Et puis me suis nippée, un peu mieux, et suis partie, vers 8 heures et demie, dans une lumière ravissante, comme je n'ai pas su la capter,
dans une ville qui vit toujours son festival, mais apaisé, sans foule et sans polémiques, au rythme des spectacles qui disparaissent peu à peu,

croisant ce que j'ai rêvé philosophe, mais qui m'invitait à venir voir le Misanthrope,

deux joyeux italiens, et nous nous sommes apostrophés, fatigués de porter leur panneau,

jusqu'au Gilgamesh qui abrite, entre autres, trois compagnies iraniennes, parce que j'avais petite curiosité

attendu un peu, en regardant les affiches danser dans le petit vent qui avait transpercé mon tricot de lin,(et qui se sont refusées à danser vraiment quand j'ai sorti mon appareil), le début de «ville dénuée de ciel», une pièce de Pouria Azarbayejani, mise en scène par Kiomars Moradi dont le résumé disait
«Une station de Métro vétuste de Paris, Nasrine et Alma, attendent que le passeur qui les a fait clandestinement passé de leur pays (Afghanistan et l'Iran) en France, leur apporte des passeports.
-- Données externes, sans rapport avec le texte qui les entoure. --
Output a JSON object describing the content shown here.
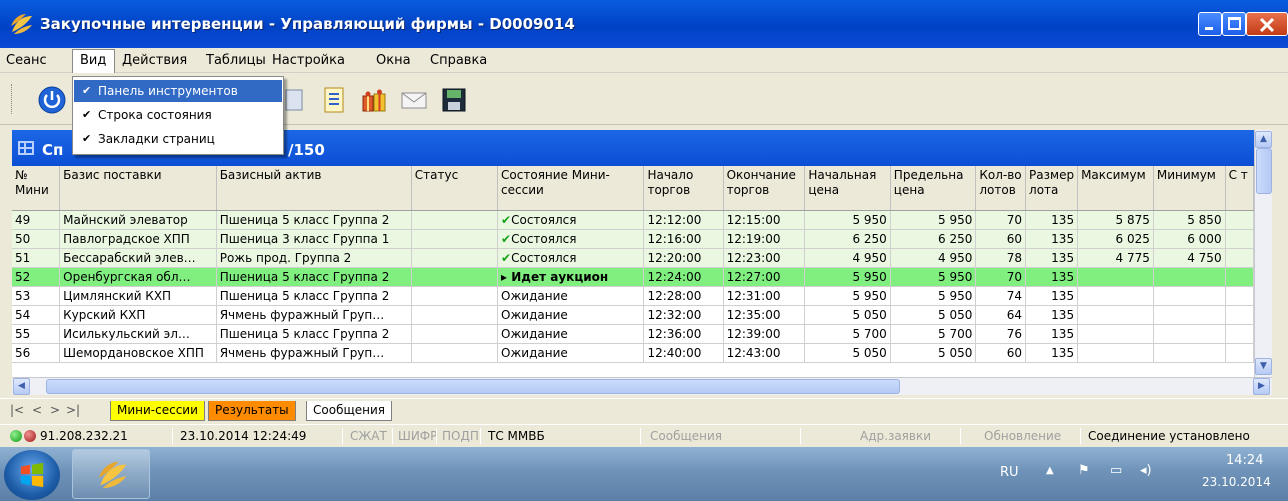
{
  "window": {
    "title": "Закупочные интервенции - Управляющий фирмы - D0009014"
  },
  "menu": [
    "Сеанс",
    "Вид",
    "Действия",
    "Таблицы",
    "Настройка",
    "Окна",
    "Справка"
  ],
  "view_menu": {
    "items": [
      {
        "label": "Панель инструментов",
        "checked": true,
        "highlighted": true
      },
      {
        "label": "Строка состояния",
        "checked": true
      },
      {
        "label": "Закладки страниц",
        "checked": true
      }
    ]
  },
  "pane": {
    "title_left": "Сп",
    "title_right": "/150"
  },
  "table": {
    "columns": [
      "№ Мини",
      "Базис поставки",
      "Базисный актив",
      "Статус",
      "Состояние Мини-сессии",
      "Начало торгов",
      "Окончание торгов",
      "Начальная цена",
      "Предельна цена",
      "Кол-во лотов",
      "Размер лота",
      "Максимум",
      "Минимум",
      "С т"
    ],
    "rows": [
      {
        "n": "49",
        "basis": "Майнский элеватор",
        "asset": "Пшеница 5 класс Группа 2",
        "status": "",
        "state": "Состоялся",
        "start": "12:12:00",
        "end": "12:15:00",
        "price": "5 950",
        "limit": "5 950",
        "lots": "70",
        "size": "135",
        "max": "5 875",
        "min": "5 850",
        "kind": "done"
      },
      {
        "n": "50",
        "basis": "Павлоградское ХПП",
        "asset": "Пшеница 3 класс Группа 1",
        "status": "",
        "state": "Состоялся",
        "start": "12:16:00",
        "end": "12:19:00",
        "price": "6 250",
        "limit": "6 250",
        "lots": "60",
        "size": "135",
        "max": "6 025",
        "min": "6 000",
        "kind": "done"
      },
      {
        "n": "51",
        "basis": "Бессарабский элев…",
        "asset": "Рожь прод. Группа 2",
        "status": "",
        "state": "Состоялся",
        "start": "12:20:00",
        "end": "12:23:00",
        "price": "4 950",
        "limit": "4 950",
        "lots": "78",
        "size": "135",
        "max": "4 775",
        "min": "4 750",
        "kind": "done"
      },
      {
        "n": "52",
        "basis": "Оренбургская обл…",
        "asset": "Пшеница 5 класс Группа 2",
        "status": "",
        "state": "Идет аукцион",
        "start": "12:24:00",
        "end": "12:27:00",
        "price": "5 950",
        "limit": "5 950",
        "lots": "70",
        "size": "135",
        "max": "",
        "min": "",
        "kind": "active"
      },
      {
        "n": "53",
        "basis": "Цимлянский КХП",
        "asset": "Пшеница 5 класс Группа 2",
        "status": "",
        "state": "Ожидание",
        "start": "12:28:00",
        "end": "12:31:00",
        "price": "5 950",
        "limit": "5 950",
        "lots": "74",
        "size": "135",
        "max": "",
        "min": "",
        "kind": "wait"
      },
      {
        "n": "54",
        "basis": "Курский КХП",
        "asset": "Ячмень фуражный Груп…",
        "status": "",
        "state": "Ожидание",
        "start": "12:32:00",
        "end": "12:35:00",
        "price": "5 050",
        "limit": "5 050",
        "lots": "64",
        "size": "135",
        "max": "",
        "min": "",
        "kind": "wait"
      },
      {
        "n": "55",
        "basis": "Исилькульский эл…",
        "asset": "Пшеница 5 класс Группа 2",
        "status": "",
        "state": "Ожидание",
        "start": "12:36:00",
        "end": "12:39:00",
        "price": "5 700",
        "limit": "5 700",
        "lots": "76",
        "size": "135",
        "max": "",
        "min": "",
        "kind": "wait"
      },
      {
        "n": "56",
        "basis": "Шемордановское ХПП",
        "asset": "Ячмень фуражный Груп…",
        "status": "",
        "state": "Ожидание",
        "start": "12:40:00",
        "end": "12:43:00",
        "price": "5 050",
        "limit": "5 050",
        "lots": "60",
        "size": "135",
        "max": "",
        "min": "",
        "kind": "wait"
      }
    ]
  },
  "tabs": [
    "Мини-сессии",
    "Результаты",
    "Сообщения"
  ],
  "status": {
    "ip": "91.208.232.21",
    "datetime": "23.10.2014  12:24:49",
    "flags": [
      "СЖАТ",
      "ШИФР",
      "ПОДП"
    ],
    "exchange": "ТС ММВБ",
    "messages": "Сообщения",
    "orders": "Адр.заявки",
    "update": "Обновление",
    "connection": "Соединение установлено"
  },
  "taskbar": {
    "lang": "RU",
    "time": "14:24",
    "date": "23.10.2014"
  },
  "colors": {
    "title": "#0a5cdf",
    "active_row": "#80ef80",
    "done_row": "#eaf8e2",
    "tab_mini": "#ffff00",
    "tab_results": "#ff8c00"
  }
}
En se racontant leur histoire on apprend qu'elles étaient quatre au départ mais le destin les a séparées»

(photo du programme)
station désaffectéee en fait – un bloc rectangulaire (avec des écrans vides pour le moment sur la face visible) sur lequel est allongée une femme vêtue d'oripeaux, pantalon, superpositions de chandail, foulard, et on verra un peu plus tard l'autre (Alma) superpositions de robes longues et foulard, les deux visages et une notable partie des cheveux bien visibles – le noir assez sordide de la scène installée dans ce qui est je crois un garage en hiver – un grand panneau (tissu) au fond sur lequel apparaîtront des vidéos, peinture mouvante, gros plans sur toute la surface ou centrés des visages des deux autres femmes, Efi beau visage de femme mure, et Firouzeh (je crois) lumineuse et douloureuse.
Un certain manque de moyen, une science du découpage, une certaine sophistication dans les rythmes des images, et du jeu des deux actrices en scène qui s'aident, se chamaillent, parlent des autres, d'une façon elliptique qui nous laisse deviner peu à peu, parlent avec les absentes ou les écoutent (en rêve mais cela n'est vraiment dit que vers la fin), attendent un homme qui doit décider de leur futur, ou simplement leur amener des cigarettes pour Alma, des calmants pour Firouzeh.
Et peu à peu, on devine leur long trajet, leur rencontre, les hommes aimés et les hommes qu'il a fallu supporter ou séduire pour continuer, et la noyade d'Efi trop vieille pour qu'ils s'encombrent d'elle, et le suicide, tête sur des rails, de Firouzeh qui avait toujours mal à la tête depuis que son père l'avait séparée du garçon qu'elle avait rencontré.
Un jour Alma disparaît et j'espère que c'est l'imagination de l'auteur iranien qui veut qu'elle soit enlevée par des trafiquants d'organe. Firouzeh se retrouve pleurant devant des grandes vues des rues de Paris.
Un beau spectacle, qui avec un peu plus de moyens, pourrait être un très beau spectacle. De bonnes actrices, qui créent des personnages très féminins et très différents, liés par une certaine liberté, le courage, un zeste de futilité.


rencontré un petit chien tout marri d'être traité comme les fumeurs.